Bug #15343
closedString#each_grapheme_cluster wrongly splits some emoji (genie, zombie, wrestling)
Description
All the codepoint combinations that turn up in the various emoji files provided by Unicode (currently we use those at https://www.unicode.org/Public/emoji/5.0/) are recognized as grapheme clusters by String#each_grapheme_cluster
, except those relating to genies, zombies, and wrestling (THIS IS NOT A JOKE!).
Taking an example from https://www.unicode.org/Public/emoji/5.0/emoji-zwj-sequences.txt, line 396:
$ ./ruby -e '"\u{1F9DE 200D 2640 FE0F}".each_grapheme_cluster.to_a.length.display'
2
The correct result is 1, not 2. The sequence of codepoints represents a woman genie.
I will commit the file test/ruby/enc/test_emoji_breaks.rb, which excludes genie, zombie, and wrestling emoji to make sure the tests pass.
I would like to make sure that this is correct for Unicode 10.0.0 before moving to Unicode 11.0.0. I will try to find out how to fix this by myself, but would definitely appreciate help.
Files
Updated by duerst (Martin Dürst) about 6 years ago
- Blocks Feature #15182: Update extended grapheme cluster implementation for Unicode 11 added
Updated by shevegen (Robert A. Heiler) about 6 years ago
This issue is epic due to its title alone! (I don't quite know whether
there are indeed genie and zombie emojis yet but it makes me curious.)
except those relating to genies, zombies, and wrestling (THIS IS NOT
A JOKE!).
Awww .... :)
Updated by duerst (Martin Dürst) about 6 years ago
Some data points from a discussion between @naruse (Yui NARUSE) and myself:
-
Up to elf (U+1F9DD) is Emoji_Modifier_Base, but genie (U+1F9DE) isn't.
-
Emoji_Modifier only includes skin tones (U+1F3FB-1F3FF, light skin tone..dark skin tone)
-
For experts, that seems to make sense, because there are apparently light and dark elves, but all the zombies have the same half-dead skin color.
-
For 'wrestling' again, it doesn't allow skin colors.
-
So the error seems to appear when an emoji takes male/female specifiers, but isn't allowed to take skin tones.
-
As we are going to rewrite the underlying implementation (function
node_extended_grapheme_cluster
in regparse.c), we may not care to fix this bug anymore. But if somebody finds a fix, they may want to apply it to older versions of Ruby (2.5 and 2.4).

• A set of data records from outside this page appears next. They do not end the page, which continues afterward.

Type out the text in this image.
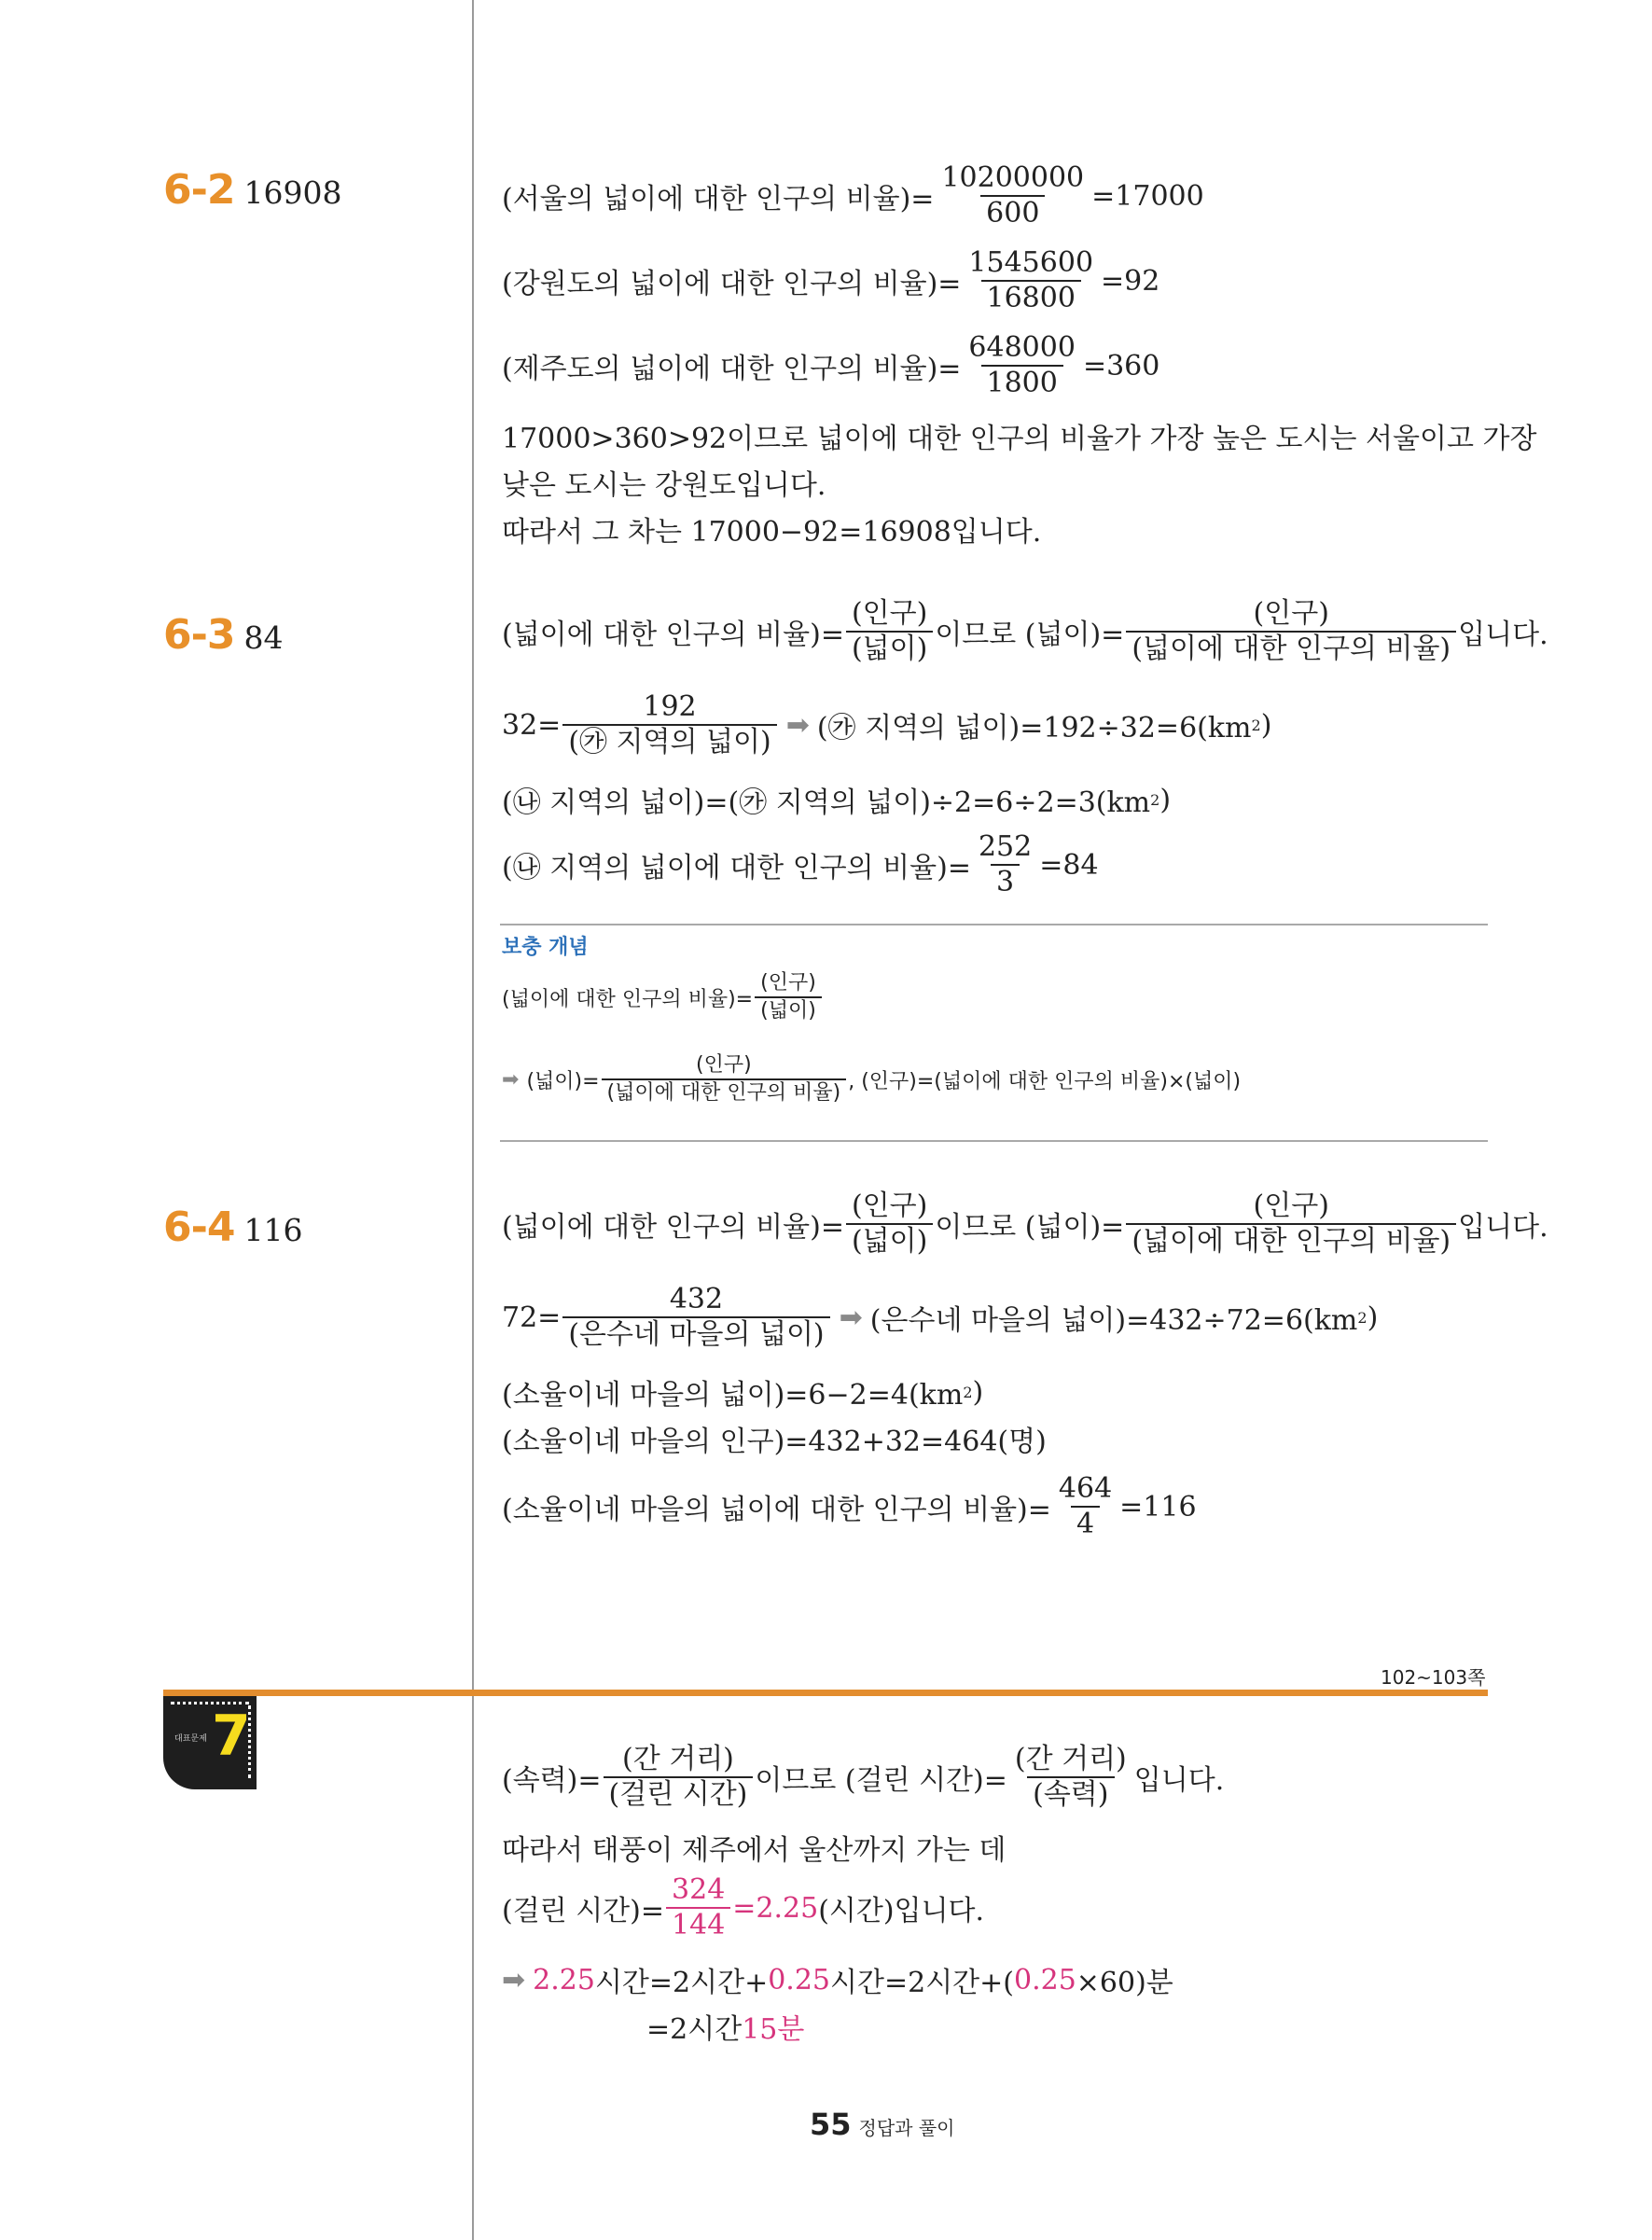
6-2 16908	(서울의 넓이에 대한 인구의 비율)= $\frac{10200000}{600} =17000$
(강원도의 넓이에 대한 인구의 비율)= $\frac{1545600}{16800} =92$
(제주도의 넓이에 대한 인구의 비율)= $\frac{648000}{1800} =360$
17000>360>92이므로 넓이에 대한 인구의 비율가 가장 높은 도시는 서울이고 가장
낮은 도시는 강원도입니다.
따라서 그 차는 17000−92=16908입니다.
6-3 84	(넓이에 대한 인구의 비율)= $\frac{\text{(인구)}}{\text{(넓이)}}$ 이므로 (넓이)= $\frac{\text{(인구)}}{\text{(넓이에 대한 인구의 비율)}}$ 입니다.
$32= \frac{192}{\text{(㉮ 지역의 넓이)}}$ ➡ (㉮ 지역의 넓이)=192÷32=6(km 2 )
(㉯ 지역의 넓이)=(㉮ 지역의 넓이)÷2=6÷2=3(km 2 )
(㉯ 지역의 넓이에 대한 인구의 비율)= $\frac{252}{3} =84$
보충 개념
(넓이에 대한 인구의 비율)= $\frac{\text{(인구)}}{\text{(넓이)}}$
➡ (넓이)= $\frac{\text{(인구)}}{\text{(넓이에 대한 인구의 비율)}}$ , (인구)=(넓이에 대한 인구의 비율)×(넓이)
6-4 116	(넓이에 대한 인구의 비율)= $\frac{\text{(인구)}}{\text{(넓이)}}$ 이므로 (넓이)= $\frac{\text{(인구)}}{\text{(넓이에 대한 인구의 비율)}}$ 입니다.
$72= \frac{432}{\text{(은수네 마을의 넓이)}}$ ➡ (은수네 마을의 넓이)=432÷72=6(km 2 )
(소율이네 마을의 넓이)=6−2=4(km 2 )
(소율이네 마을의 인구)=432+32=464(명)
(소율이네 마을의 넓이에 대한 인구의 비율)= $\frac{464}{4} =116$
102~103쪽
대표문제 7
(속력)= $\frac{\text{(간 거리)}}{\text{(걸린 시간)}}$ 이므로 (걸린 시간)= $\frac{\text{(간 거리)}}{\text{(속력)}}$ 입니다.
따라서 태풍이 제주에서 울산까지 가는 데
(걸린 시간)= $\frac{324}{144} =2.25$ (시간)입니다.
➡ 2.25 시간=2시간+ 0.25 시간=2시간+( 0.25 ×60)분
=2시간 15분
55 정답과 풀이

Updated by duerst (Martin Dürst) about 6 years ago
- File debug_X_genie.txt debug_X_genie.txt added
- File debug_X_elf.txt debug_X_elf.txt added
I had my computer spend about 10h to compile Ruby with regexp debug flags activated. It took that long because while Ruby is building, it starts running Ruby scripts with lots of regexp debug output. (I probably should have deactivated document building and used 2>/dev/null for a bit of speedup.)
Then I was able to try out the above example, attached as debug_X_genie.txt
(the exact command was: ./ruby --disable-gems -e '"\u{1F9DE 200D 2640 FE0F}" =~ /\X/' 2>debug_X_genie.txt
).
I also did the same for the 'elf' emoji: ./ruby --disable-gems -e '"\u{1F9DD 200D 2640 FE0F}" =~ /\X/' 2>debug_X_elf.txt
. File also attached.
The files only differ at the end, when the actual match happens.
Updated by duerst (Martin Dürst) about 6 years ago
- Status changed from Open to Closed
- Assignee changed from naruse (Yui NARUSE) to duerst (Martin Dürst)
- Backport changed from 2.4: UNKNOWN, 2.5: UNKNOWN to 2.4: UNKNOWN, 2.5: REQUIRED
Working through Unicode Standard Annex #29 (version 31, for Unicode 10.0.0), I'm not sure all of the code in node_extended_grapheme_cluster() (in regparse.c) is perfect. But this solves an obvious bug, and we'll leave it at that for Unicode 10.0.0.